With the rise of superfoods and trends in holistic health, retailers should note that it seems Canadians are taking a new approach toward nutrition. Research from Mintel reveals two in three (63%) of the country’s consumers agree that what they eat impacts their emotional well-being, while over eight in 10 (84%) believe it impacts their physical well-being.
It certainly seems that it is what is on the inside that counts as some 45% of Canadians say that they are interested in trying the latest foods which claim to boost health, including chia seeds or spirulina, and more than one-third (35%) try to include superfood ingredients, such as kale, broccoli or quinoa, in their meals. What’s more, two in five (40%) say they often do online research to learn about the best foods to eat for a specific need, such as energy, acid reflux or improving skin.
Canadians are proactively looking after both their physical and emotional well-being. Marketers would do well to address this trend by including messages of how their food products fit into healthy eating habits, and how the combination of the two can naturally boost one’s mood.
“Canadians are proactively looking after both their physical and emotional well-being,” says Carol Wong-Li, senior lifestyles and leisure analyst at Mintel. “We’ve seen a rise in the trend of ‘beauty from within,’ which has increased attention toward eating foods that improve outward appearance and encourages consumers to seek out foods that address their specific health and wellness needs.”
Marketers would do well to address this trend by including messages of how their food products fit into healthy eating habits, and how the combination of the two can naturally boost one’s mood, she says.
Making healthy choices
While, for many, the motivation to eat healthy stems from treating the mind and body right, more research reveals that the motivation to eat well can also come from guilt. Nearly half (49%) of Canadians say they feel guilty when they eat foods they don’t consider healthy, with this number rising to three in five women under age 55 (59%) and mothers (60%), according to Mintel.

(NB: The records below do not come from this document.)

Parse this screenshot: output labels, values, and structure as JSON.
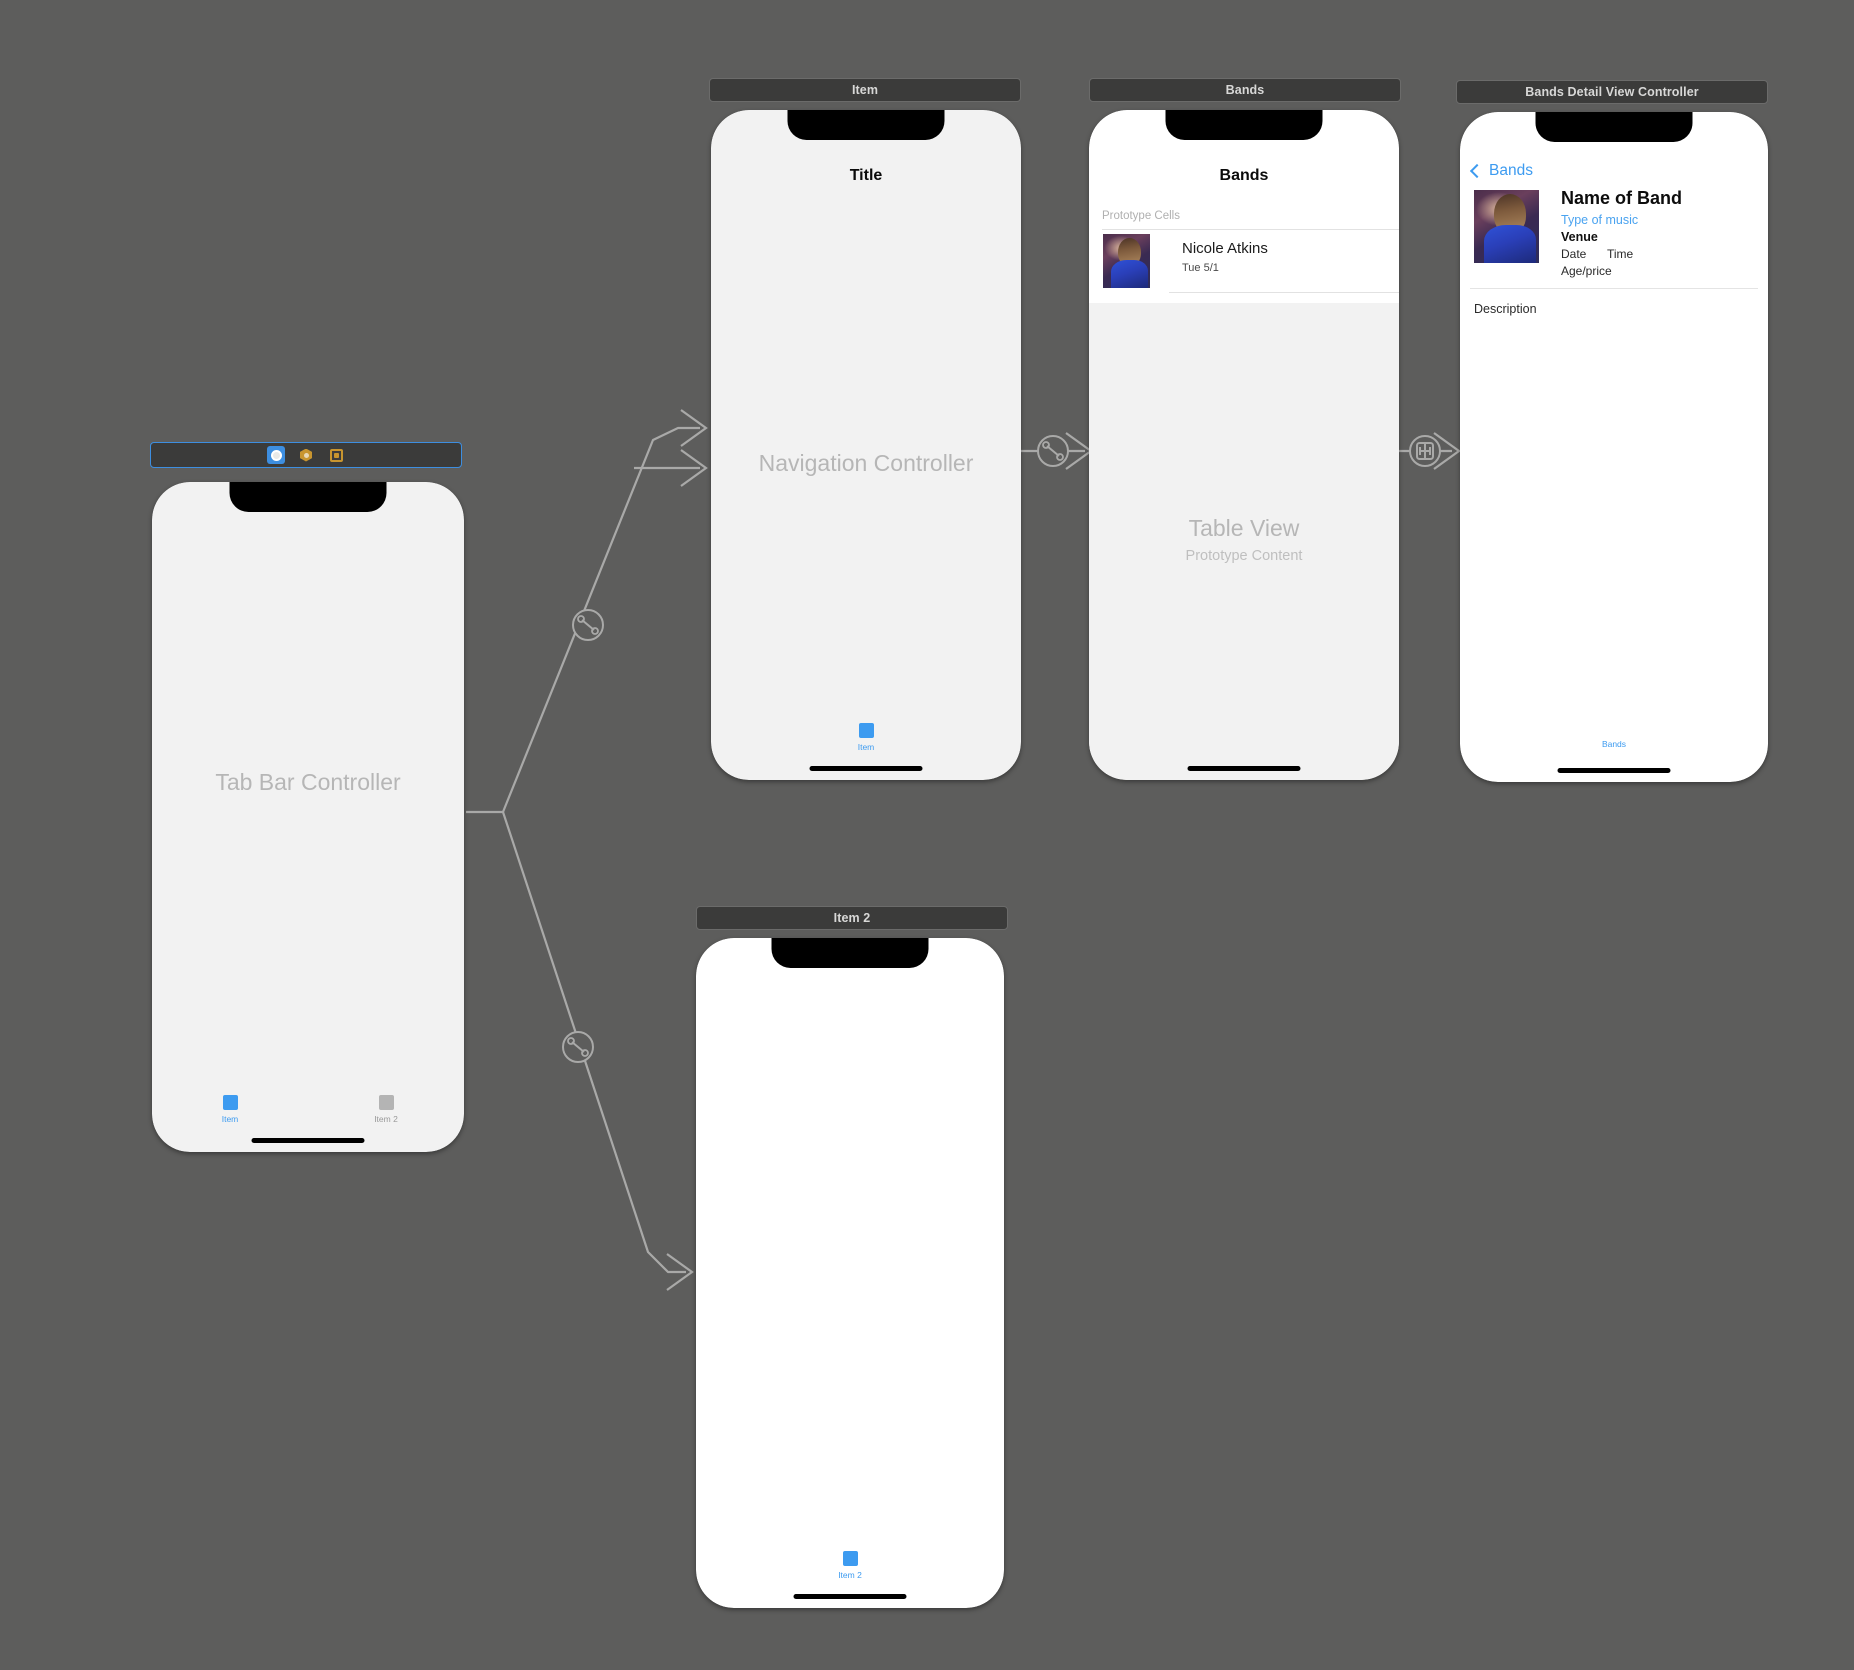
{
  "canvas": {
    "background": "#5d5d5c",
    "wire_color": "#a9a9a8"
  },
  "scenes": [
    {
      "id": "tab-bar-controller",
      "header": "",
      "dock": {
        "icons": [
          {
            "name": "view-controller-icon",
            "label": "View Controller",
            "selected": true
          },
          {
            "name": "first-responder-icon",
            "label": "First Responder",
            "selected": false
          },
          {
            "name": "exit-icon",
            "label": "Exit",
            "selected": false
          }
        ]
      },
      "placeholder": "Tab Bar Controller",
      "tabs": [
        {
          "label": "Item",
          "selected": true
        },
        {
          "label": "Item 2",
          "selected": false
        }
      ]
    },
    {
      "id": "navigation-controller",
      "header": "Item",
      "nav_title": "Title",
      "placeholder": "Navigation Controller",
      "tabs": [
        {
          "label": "Item",
          "selected": true
        }
      ]
    },
    {
      "id": "bands-table-view",
      "header": "Bands",
      "nav_title": "Bands",
      "section_header": "Prototype Cells",
      "cells": [
        {
          "title": "Nicole Atkins",
          "subtitle": "Tue 5/1",
          "thumbnail": "band-photo"
        }
      ],
      "placeholder": "Table View",
      "placeholder_sub": "Prototype Content"
    },
    {
      "id": "bands-detail-view-controller",
      "header": "Bands Detail View Controller",
      "back_button": "Bands",
      "band_name": "Name of Band",
      "music_type": "Type of music",
      "venue": "Venue",
      "date": "Date",
      "time": "Time",
      "age_price": "Age/price",
      "description": "Description",
      "bottom_tab_label": "Bands",
      "thumbnail": "band-photo"
    },
    {
      "id": "item2-view-controller",
      "header": "Item 2",
      "tabs": [
        {
          "label": "Item 2",
          "selected": true
        }
      ]
    }
  ],
  "segues": [
    {
      "name": "relationship-segue-nav",
      "type": "relationship",
      "icon": "relationship-icon"
    },
    {
      "name": "relationship-segue-item2",
      "type": "relationship",
      "icon": "relationship-icon"
    },
    {
      "name": "relationship-segue-root",
      "type": "relationship",
      "icon": "relationship-icon"
    },
    {
      "name": "show-segue-detail",
      "type": "show",
      "icon": "show-segue-icon"
    }
  ],
  "colors": {
    "accent_blue": "#3d9bf0",
    "selected_border": "#3d8ee0",
    "header_bar": "#3b3b3a",
    "canvas_bg": "#5d5d5c",
    "placeholder_text": "#b6b6b6"
  }
}
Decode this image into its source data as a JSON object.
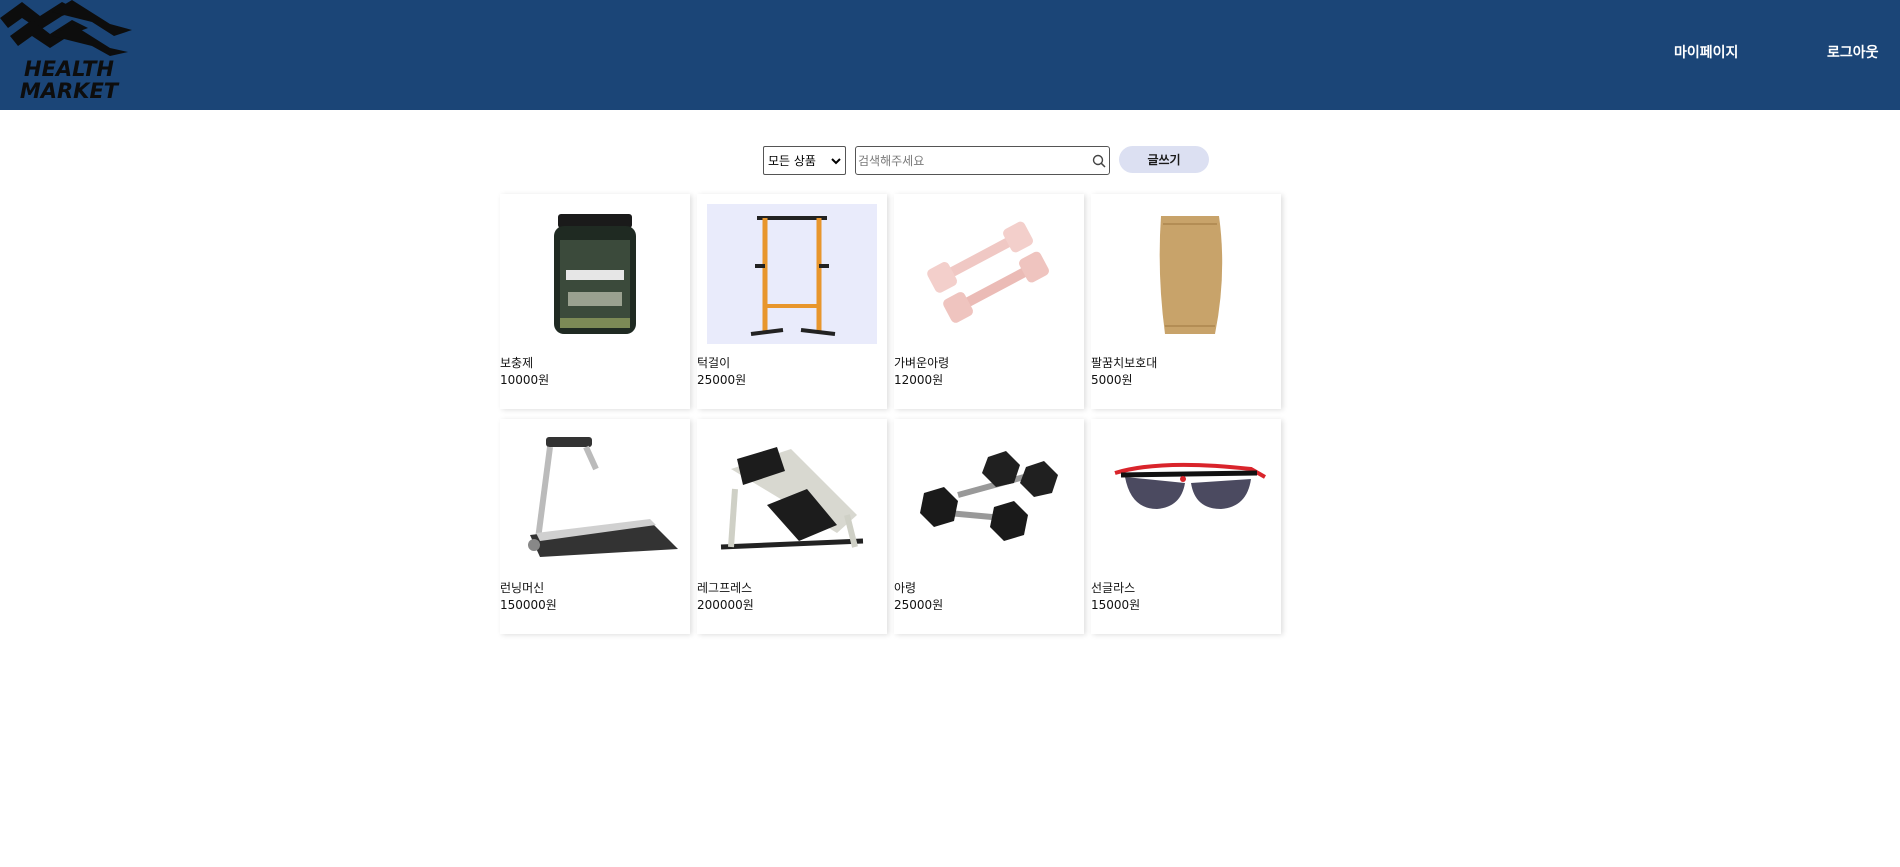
{
  "header": {
    "logo_line1": "HEALTH",
    "logo_line2": "MARKET",
    "nav": {
      "mypage": "마이페이지",
      "logout": "로그아웃"
    },
    "bg_color": "#1b4577"
  },
  "search": {
    "category_selected": "모든 상품",
    "placeholder": "검색해주세요",
    "write_button": "글쓰기"
  },
  "products": [
    {
      "name": "보충제",
      "price": "10000원",
      "icon": "protein-tub-icon"
    },
    {
      "name": "턱걸이",
      "price": "25000원",
      "icon": "pullup-tower-icon"
    },
    {
      "name": "가벼운아령",
      "price": "12000원",
      "icon": "pink-dumbbell-icon"
    },
    {
      "name": "팔꿈치보호대",
      "price": "5000원",
      "icon": "elbow-sleeve-icon"
    },
    {
      "name": "런닝머신",
      "price": "150000원",
      "icon": "treadmill-icon"
    },
    {
      "name": "레그프레스",
      "price": "200000원",
      "icon": "leg-press-icon"
    },
    {
      "name": "아령",
      "price": "25000원",
      "icon": "hex-dumbbell-icon"
    },
    {
      "name": "선글라스",
      "price": "15000원",
      "icon": "sunglasses-icon"
    }
  ]
}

In the pursuit of healthy living, real life can often get in the way as well. Statistics from Mintel show more than one-third (35%) of Canadians say their busy lifestyle makes it hard to eat healthy. There also seems to be some confusion when it comes to making healthy choices as two in five (40%) agree it is difficult to know which foods are healthy and which are not.
However, while many consumers are actively looking for foods to boost health and wellness, Mintel research states it appears there is still a ways to go. Only one-quarter (27%) say they are more likely to buy food with a health claim on the package than a similar food without one.
Mintel research indicates that Canadians appear to be mindful of their eating habits as more than three quarters (76%) claim to eat healthy all or some of the time. Still, Canadians believe it is okay to indulge every now and then as some 41% say they allow a cheat day once in awhile, particularly among women aged 55 and older (51%) .
“Unsurprisingly, Canadians are faced with a combination of different challenges when trying to make healthy choices on a regular basis, such as time for preparing more whole foods and less processed ones,” says Wong-Li.
However, occasional breaks are viewed as acceptable and still a part of a healthy lifestyle, especially among women. For marketers, the focus should, therefore, be more about balance for younger women, with an emphasis on the notion of rewarding oneself for older women, adds Wong-Li.